As we’ll need access to this area of the machine again I would suggest refitting the lower cover with just a few screws for now. Alternatively you could leave this stage until last if you prefer.
A typical Crucial upgrade kit in place.
This stage really is a key part of the whole upgrade process and should be approached carefully. You’ll need an application like SuperDuper (£18, $28 USD) or Carbon Copy Cloner (Free) if you wish to clone your system drive.
SuperDuper! Is installed.
You’ll need a cloning app as we are about to clone our existing hard drive, making the new hybrid drive a carbon copy of of our currently installed system drive. You will also need a 2.5 inch, USB drive enclosure to attach your new drive to your MBP. These are cheap and easily found.
Lots of companies make 2.5 inch USB drive enclosures.
With your new drive attached, permissions repaired and as many non essential files deleted from your current drive, you can run SuperDuper! In Smart Update mode. With your main drive selected as the source and your new drive as the destination, SuperDuper! will go ahead and make a bootable version of your drive. Clever stuff and also surprisingly straightforward.
Be warned this will take time, a lot of time! We are talking hours here, my duplication took around 4 hours for around 300Gb of data. This is not a simple copy but an exact duplication. Also try not to use the computer for anything while this is taking place, I have seen crashes occur here. My advice is to let SuperDuper! do its thing in peace.
With the cloning process complete we are ready to fit the new hybrid drive, this is pretty much as straightforward as fitting the RAM and your case should be almost ready to dismantle again.
With the MacBook shut down and the case open, the hard drive should be clearly visible in the lower left-hand side of the casing. You will need to remove the small restraining bar and then the whole drive. Unplug the SATA connections and unscrew the four anchor screws that are attached to the drive. Now simply reverse the process to install the new drive.
The hard drive is easy to find and simple to remove.
Check everything is secure, replace the cover and power up your machine!
Your laptop should now start up perfectly, it may take a minute or so to find the OS and display the familiar Apple logo but don’t worry, it will come up. Once you get to your desktop everything should be identical to when you left it.
You may not notice a huge speed increase on your first run and opening in fact it may take a few restarts, this is due to the fact the new drive uses something called ‘adaptive memory’. Essentially this will learn the regularly executed commands and store them for later use.

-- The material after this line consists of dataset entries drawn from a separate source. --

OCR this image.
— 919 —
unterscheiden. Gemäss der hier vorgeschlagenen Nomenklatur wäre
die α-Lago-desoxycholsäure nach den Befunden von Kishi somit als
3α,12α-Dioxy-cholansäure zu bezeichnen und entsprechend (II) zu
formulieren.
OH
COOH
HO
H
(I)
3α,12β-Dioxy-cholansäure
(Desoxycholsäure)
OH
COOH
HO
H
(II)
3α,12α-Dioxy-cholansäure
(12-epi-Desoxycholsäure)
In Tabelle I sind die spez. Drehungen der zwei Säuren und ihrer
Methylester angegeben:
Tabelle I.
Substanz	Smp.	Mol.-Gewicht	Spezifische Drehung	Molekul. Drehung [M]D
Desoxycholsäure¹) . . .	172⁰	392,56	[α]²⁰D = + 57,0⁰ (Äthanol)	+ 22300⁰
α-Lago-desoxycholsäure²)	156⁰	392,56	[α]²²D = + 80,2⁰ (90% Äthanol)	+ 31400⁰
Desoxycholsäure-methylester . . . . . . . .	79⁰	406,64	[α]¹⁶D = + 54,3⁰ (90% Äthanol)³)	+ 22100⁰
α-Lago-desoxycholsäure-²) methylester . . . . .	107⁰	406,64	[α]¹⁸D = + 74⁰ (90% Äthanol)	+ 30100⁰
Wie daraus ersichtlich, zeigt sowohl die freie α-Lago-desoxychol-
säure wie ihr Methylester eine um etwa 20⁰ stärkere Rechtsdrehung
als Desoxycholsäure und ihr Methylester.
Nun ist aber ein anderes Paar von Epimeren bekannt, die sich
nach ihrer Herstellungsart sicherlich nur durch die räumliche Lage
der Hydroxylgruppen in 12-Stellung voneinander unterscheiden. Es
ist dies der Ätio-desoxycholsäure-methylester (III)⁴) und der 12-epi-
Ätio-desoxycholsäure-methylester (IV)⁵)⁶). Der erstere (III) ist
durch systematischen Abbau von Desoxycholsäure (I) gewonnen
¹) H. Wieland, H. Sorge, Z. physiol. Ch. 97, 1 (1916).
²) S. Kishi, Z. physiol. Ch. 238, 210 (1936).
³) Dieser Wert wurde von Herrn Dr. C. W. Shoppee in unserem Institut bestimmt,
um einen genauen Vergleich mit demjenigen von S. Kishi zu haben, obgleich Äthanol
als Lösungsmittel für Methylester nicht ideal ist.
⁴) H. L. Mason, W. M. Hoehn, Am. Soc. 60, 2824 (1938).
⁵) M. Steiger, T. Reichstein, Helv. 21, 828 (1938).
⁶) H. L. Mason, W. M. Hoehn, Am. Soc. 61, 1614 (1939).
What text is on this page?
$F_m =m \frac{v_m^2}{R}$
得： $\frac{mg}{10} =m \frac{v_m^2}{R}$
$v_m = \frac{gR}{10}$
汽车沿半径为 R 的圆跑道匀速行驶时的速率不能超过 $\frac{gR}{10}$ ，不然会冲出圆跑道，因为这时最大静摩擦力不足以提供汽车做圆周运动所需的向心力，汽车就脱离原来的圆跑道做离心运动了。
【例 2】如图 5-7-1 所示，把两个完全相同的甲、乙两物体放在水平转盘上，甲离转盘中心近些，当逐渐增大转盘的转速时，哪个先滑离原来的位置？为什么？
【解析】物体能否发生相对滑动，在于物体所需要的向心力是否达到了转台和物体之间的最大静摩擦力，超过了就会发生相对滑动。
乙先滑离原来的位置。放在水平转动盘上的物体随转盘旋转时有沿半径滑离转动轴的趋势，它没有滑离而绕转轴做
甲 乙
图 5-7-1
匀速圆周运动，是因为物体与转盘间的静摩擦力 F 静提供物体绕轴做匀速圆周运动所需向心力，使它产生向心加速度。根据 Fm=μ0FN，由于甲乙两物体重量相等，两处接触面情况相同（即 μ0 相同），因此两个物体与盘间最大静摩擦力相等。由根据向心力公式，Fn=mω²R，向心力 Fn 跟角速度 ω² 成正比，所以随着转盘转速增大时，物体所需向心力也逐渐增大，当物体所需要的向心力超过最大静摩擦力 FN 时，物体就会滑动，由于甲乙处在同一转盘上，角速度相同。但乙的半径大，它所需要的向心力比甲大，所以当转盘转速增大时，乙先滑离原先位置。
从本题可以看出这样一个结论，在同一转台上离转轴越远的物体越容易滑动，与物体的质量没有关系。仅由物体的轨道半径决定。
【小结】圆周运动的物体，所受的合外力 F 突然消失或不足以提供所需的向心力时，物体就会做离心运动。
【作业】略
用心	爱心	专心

The new RAM now shows up...
...as does the hard drive.
You should find that as you go, the tasks you perform a lot will become lighting quick. I found that after I had done something once it was extremely quick from there on out. My email app, video playback, browsing, folders and startup time are now snappier than they have ever been.
You can check your new hardware configuration in the System Profiler (click on the More Info... button in the About This Mac window to get to it). You should see your new RAM and hard drive displayed in all their glory. Hopefully this small upgrade will help some of you put off buying a new machine for a while. Enjoy your new, quicker Mac and let me know if you have any questions.